同僚や後輩たちが次々と辞めていくなか、希少な女性医師として活躍してきた松尾さん。彼女のキャリアを支えてきたのは――。
腎臓・高血圧内科で、唯一の女性副病棟長
東京慈恵会医科大学(以下、慈恵医大)附属病院の腎臓・高血圧内科の医師、松尾七重さんは、同科で唯一の女性副病棟長だ。彼女は5チームほどに分かれた医師グループのリーダーの一人であり、また副病棟長として病棟長の補佐を兼任している。
現在のポストに就いたのは2014年のこと。横尾隆医師が教授就任の挨拶で、「女性の活用」を医局改革の柱の一つに挙げた演説に背中を押された。
横尾医師があえて「女性の活用」を口にした背景には、大学病院をめぐる一つの課題があった。
全国の大学病院の腎臓・高血圧内科の中で、非常勤を含めると約百人の医師を擁する慈恵医大の医局は大きな組織である。だが、これまでは優秀な若手の女性医師が医局に来ても、結婚・出産後に復職するケースはごく少数だった。
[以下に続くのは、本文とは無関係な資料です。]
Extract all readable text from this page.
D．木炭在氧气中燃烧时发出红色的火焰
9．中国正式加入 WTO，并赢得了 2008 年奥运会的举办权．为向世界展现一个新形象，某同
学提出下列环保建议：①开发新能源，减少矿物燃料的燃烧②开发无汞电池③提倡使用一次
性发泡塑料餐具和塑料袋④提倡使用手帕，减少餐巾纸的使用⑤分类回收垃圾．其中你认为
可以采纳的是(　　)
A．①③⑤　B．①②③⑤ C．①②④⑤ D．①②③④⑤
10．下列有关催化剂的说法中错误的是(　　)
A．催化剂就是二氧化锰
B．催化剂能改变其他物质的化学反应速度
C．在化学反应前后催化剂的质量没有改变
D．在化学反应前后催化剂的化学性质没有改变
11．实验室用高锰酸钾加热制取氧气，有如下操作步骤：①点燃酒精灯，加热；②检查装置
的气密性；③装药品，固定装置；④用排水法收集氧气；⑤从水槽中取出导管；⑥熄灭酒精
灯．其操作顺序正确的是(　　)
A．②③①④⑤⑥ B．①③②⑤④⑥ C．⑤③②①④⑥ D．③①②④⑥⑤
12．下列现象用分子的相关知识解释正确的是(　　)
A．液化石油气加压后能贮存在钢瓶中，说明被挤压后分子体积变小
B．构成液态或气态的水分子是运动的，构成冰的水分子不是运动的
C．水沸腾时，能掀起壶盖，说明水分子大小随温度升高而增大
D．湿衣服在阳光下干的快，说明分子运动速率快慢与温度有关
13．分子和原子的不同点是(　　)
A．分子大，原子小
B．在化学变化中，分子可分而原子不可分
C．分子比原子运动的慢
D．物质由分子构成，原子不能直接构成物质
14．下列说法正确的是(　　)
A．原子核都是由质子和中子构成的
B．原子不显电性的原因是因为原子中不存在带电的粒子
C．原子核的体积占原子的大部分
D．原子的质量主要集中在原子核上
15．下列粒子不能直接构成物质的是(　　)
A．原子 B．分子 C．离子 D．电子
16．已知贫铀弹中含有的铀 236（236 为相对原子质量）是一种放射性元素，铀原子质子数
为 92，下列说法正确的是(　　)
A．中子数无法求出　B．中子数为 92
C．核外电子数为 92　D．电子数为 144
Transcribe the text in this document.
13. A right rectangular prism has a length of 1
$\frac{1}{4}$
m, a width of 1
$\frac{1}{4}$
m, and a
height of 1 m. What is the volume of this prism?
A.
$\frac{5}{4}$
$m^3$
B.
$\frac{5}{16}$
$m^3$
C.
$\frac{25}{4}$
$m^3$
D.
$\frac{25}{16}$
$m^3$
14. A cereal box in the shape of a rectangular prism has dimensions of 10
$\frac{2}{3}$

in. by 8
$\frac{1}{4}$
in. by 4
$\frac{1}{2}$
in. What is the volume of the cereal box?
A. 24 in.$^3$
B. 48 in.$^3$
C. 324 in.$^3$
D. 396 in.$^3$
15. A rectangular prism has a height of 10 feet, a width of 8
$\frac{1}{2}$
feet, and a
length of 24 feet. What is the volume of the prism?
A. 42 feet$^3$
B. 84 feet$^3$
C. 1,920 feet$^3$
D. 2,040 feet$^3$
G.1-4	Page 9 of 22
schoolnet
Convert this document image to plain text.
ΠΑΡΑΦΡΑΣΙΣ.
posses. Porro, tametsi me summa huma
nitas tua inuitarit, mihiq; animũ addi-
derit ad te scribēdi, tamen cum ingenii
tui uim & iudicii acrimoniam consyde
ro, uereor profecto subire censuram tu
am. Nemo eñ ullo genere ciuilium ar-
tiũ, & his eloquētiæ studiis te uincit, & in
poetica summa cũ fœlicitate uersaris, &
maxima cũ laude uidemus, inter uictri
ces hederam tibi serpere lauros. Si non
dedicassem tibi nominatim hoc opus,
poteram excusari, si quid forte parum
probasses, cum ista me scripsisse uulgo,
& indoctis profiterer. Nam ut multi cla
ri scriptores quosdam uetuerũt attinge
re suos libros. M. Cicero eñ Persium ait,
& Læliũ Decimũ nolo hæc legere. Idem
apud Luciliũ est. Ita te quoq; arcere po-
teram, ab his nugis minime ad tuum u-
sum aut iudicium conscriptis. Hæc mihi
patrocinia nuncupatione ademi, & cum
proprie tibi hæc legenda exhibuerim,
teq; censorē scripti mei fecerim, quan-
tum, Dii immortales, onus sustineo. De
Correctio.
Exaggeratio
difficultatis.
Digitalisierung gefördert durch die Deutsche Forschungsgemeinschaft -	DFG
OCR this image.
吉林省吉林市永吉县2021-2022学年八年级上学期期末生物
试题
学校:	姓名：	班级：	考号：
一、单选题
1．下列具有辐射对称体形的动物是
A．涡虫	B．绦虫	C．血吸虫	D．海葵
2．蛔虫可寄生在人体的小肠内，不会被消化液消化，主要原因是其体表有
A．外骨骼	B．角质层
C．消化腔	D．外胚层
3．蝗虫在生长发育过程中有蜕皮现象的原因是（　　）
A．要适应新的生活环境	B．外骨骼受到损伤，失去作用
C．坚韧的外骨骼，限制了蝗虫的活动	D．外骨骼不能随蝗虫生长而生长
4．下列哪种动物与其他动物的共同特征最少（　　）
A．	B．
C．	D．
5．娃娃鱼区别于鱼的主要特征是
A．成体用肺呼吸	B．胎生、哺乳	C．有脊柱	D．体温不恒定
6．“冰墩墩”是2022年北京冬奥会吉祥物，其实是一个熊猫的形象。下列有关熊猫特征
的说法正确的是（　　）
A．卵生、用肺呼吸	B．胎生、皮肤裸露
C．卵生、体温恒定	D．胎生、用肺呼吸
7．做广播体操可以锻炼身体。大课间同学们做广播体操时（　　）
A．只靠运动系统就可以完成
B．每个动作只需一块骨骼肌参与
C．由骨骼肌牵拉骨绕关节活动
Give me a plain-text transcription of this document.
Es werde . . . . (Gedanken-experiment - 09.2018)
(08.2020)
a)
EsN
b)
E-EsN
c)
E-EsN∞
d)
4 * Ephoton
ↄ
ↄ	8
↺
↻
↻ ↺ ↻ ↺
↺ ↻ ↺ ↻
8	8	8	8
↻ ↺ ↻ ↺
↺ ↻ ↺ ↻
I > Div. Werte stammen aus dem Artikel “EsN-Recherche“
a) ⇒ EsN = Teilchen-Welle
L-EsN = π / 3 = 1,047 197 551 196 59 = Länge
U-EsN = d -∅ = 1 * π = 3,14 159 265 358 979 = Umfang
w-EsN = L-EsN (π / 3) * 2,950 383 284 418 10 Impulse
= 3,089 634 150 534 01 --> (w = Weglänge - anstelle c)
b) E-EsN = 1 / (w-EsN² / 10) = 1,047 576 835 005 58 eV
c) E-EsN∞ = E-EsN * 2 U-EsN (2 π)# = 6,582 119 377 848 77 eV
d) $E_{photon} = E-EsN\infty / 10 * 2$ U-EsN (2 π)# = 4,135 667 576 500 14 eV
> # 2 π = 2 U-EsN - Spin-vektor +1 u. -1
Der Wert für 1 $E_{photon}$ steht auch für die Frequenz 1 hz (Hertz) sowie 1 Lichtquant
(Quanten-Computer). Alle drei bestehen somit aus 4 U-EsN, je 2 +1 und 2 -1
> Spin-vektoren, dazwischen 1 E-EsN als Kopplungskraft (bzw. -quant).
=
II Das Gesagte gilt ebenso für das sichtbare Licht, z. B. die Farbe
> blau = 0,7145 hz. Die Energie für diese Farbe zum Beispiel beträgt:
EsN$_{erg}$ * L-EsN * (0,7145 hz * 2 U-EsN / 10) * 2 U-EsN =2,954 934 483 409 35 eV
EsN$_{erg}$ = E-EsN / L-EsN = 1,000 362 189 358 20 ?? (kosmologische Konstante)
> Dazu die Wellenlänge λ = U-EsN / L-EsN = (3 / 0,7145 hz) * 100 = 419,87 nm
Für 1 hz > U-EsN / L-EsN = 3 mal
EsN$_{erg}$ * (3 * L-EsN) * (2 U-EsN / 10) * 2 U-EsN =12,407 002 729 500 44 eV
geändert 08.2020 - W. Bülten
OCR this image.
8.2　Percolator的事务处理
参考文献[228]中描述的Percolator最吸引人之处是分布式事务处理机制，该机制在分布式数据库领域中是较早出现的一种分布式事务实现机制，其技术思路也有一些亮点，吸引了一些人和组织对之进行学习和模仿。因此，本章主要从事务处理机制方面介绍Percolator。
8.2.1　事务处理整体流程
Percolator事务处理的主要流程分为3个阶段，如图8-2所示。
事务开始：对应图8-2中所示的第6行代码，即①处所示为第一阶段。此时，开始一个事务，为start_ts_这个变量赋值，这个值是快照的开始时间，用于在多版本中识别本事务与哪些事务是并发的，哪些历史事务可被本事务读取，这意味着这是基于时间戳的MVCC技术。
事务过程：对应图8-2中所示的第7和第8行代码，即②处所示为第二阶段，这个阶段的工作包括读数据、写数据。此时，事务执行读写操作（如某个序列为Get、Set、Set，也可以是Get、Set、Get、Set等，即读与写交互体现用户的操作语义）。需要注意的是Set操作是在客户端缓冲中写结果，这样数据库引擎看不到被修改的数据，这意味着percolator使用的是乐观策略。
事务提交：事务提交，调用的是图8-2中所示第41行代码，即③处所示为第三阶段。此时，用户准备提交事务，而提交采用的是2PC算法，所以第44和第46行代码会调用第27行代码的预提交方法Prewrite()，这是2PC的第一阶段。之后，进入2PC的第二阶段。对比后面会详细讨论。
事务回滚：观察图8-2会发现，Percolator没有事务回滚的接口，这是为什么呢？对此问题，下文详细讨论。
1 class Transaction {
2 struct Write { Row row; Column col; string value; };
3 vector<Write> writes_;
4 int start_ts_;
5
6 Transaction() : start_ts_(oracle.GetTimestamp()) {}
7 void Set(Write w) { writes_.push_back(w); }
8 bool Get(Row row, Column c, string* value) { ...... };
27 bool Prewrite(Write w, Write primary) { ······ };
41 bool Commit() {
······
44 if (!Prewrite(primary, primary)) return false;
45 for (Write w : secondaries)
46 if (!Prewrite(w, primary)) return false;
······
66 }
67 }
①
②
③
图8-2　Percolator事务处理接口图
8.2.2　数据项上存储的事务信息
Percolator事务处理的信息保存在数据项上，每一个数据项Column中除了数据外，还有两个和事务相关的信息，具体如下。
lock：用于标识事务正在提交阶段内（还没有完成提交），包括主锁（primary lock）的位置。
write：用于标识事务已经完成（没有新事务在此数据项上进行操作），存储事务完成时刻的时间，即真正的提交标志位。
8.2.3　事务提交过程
「大学病院には当直があるので、出産してから復帰する医師がとても少ないんです。それに最先端医療を行う大学では、1年のブランクを取り戻すことに不安を覚える人が多い。優秀な女性医師が大学に残れる環境をつくることは、近年の大きな課題になっていました」
松尾さんが慈恵医大を卒業してから18年が経とうとしている。
大学病院に勤務する医師は一般的に、医学部を6年で卒業した後、研修医として5年間の経験を積む。その後も医局に所属し、専門医になるための臨床訓練が続くので、医師として独り立ちする頃には30代の半ば。彼女にもいくつかの転機があったが、独身のままここまできた。一方で、結婚や出産を機に、医局を去っていった同僚も多かった。